Jackson also learned that “anybody can get the information, “they are looking for under FOIA.  However, the government can deny a FOIA request under nine legal exemptions, most notably for national security.  Tax records fall under the “specifically exempted from disclosure by statute” rule.

However, for the past 40 years presidential candidates have released their tax returns to prove to citizens that no conflicts of interest will come before them. Trump broke this longstanding tradition when he did not release his tax returns during the 2016 Presidential campaign.
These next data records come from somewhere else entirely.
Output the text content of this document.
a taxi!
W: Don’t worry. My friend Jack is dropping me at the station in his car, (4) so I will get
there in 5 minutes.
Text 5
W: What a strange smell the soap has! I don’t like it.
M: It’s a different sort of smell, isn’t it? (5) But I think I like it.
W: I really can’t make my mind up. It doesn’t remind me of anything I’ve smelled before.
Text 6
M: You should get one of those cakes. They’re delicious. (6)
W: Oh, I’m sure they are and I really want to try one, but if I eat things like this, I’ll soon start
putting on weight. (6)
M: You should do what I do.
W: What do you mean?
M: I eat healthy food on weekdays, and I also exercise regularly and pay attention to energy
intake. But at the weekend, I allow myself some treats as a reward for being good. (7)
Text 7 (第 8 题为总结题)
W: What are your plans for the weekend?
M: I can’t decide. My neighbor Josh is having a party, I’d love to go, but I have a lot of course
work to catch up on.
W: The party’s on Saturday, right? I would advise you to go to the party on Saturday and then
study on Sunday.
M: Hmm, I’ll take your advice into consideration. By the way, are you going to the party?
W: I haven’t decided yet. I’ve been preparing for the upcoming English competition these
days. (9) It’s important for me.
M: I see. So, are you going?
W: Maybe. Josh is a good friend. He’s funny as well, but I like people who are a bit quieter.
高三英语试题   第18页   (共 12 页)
“Presidents in the past have not had world-wide economic interests to the degree that Donald Trump has, if they even had any,” said John Hughes, Professor of Political Science at St. Michael’s College. Hughes pointed out that President Trump could be in breach of the Emoluments Clause of the Constitution because he decided not to divest from his business. Presidents “shouldn’t receive any tangible or intangible benefits that could influence their decision making, from foreign governments.”

If Trump is found in violation of the Emoluments Clause, it would be unprecedented.  Hughes added that past presidents have gone through congress to get an exception before receiving any gifts from foreign nations.  He gave the example that in 2009 Barack Obama had to get permission from congress to receive the Nobel Peace Prize, subsequently donating the prize money to charity.

The organization may not be able to take immediate action, however. “A FOIA request does not necessarily happen overnight,” said Mike Donoghue, adjunct professor of Media Studies, Journalism and Digital Arts.

Jackson recalls a hectic atmosphere at City Clerk’s Office because her project was assigned during the busy last weeks leading up to the election. She was met with some pushback because of the chaos in the office.

When an employee told her that they didn’t have time to manage her request, she  responded, “I know that I’m allowed to have it because of the Freedom of Information Act.” She was able to get the information she was looking for.

Citizens concerned about Trump’s potential conflicts of interests do not need to wait to take action. “This is the people’s government,” Donoghue said, suggesting people contact their congressmen.

“Don’t let this issue be buried, don’t let it go away,” Hughes also said, saying citizens can take action through their elected representatives.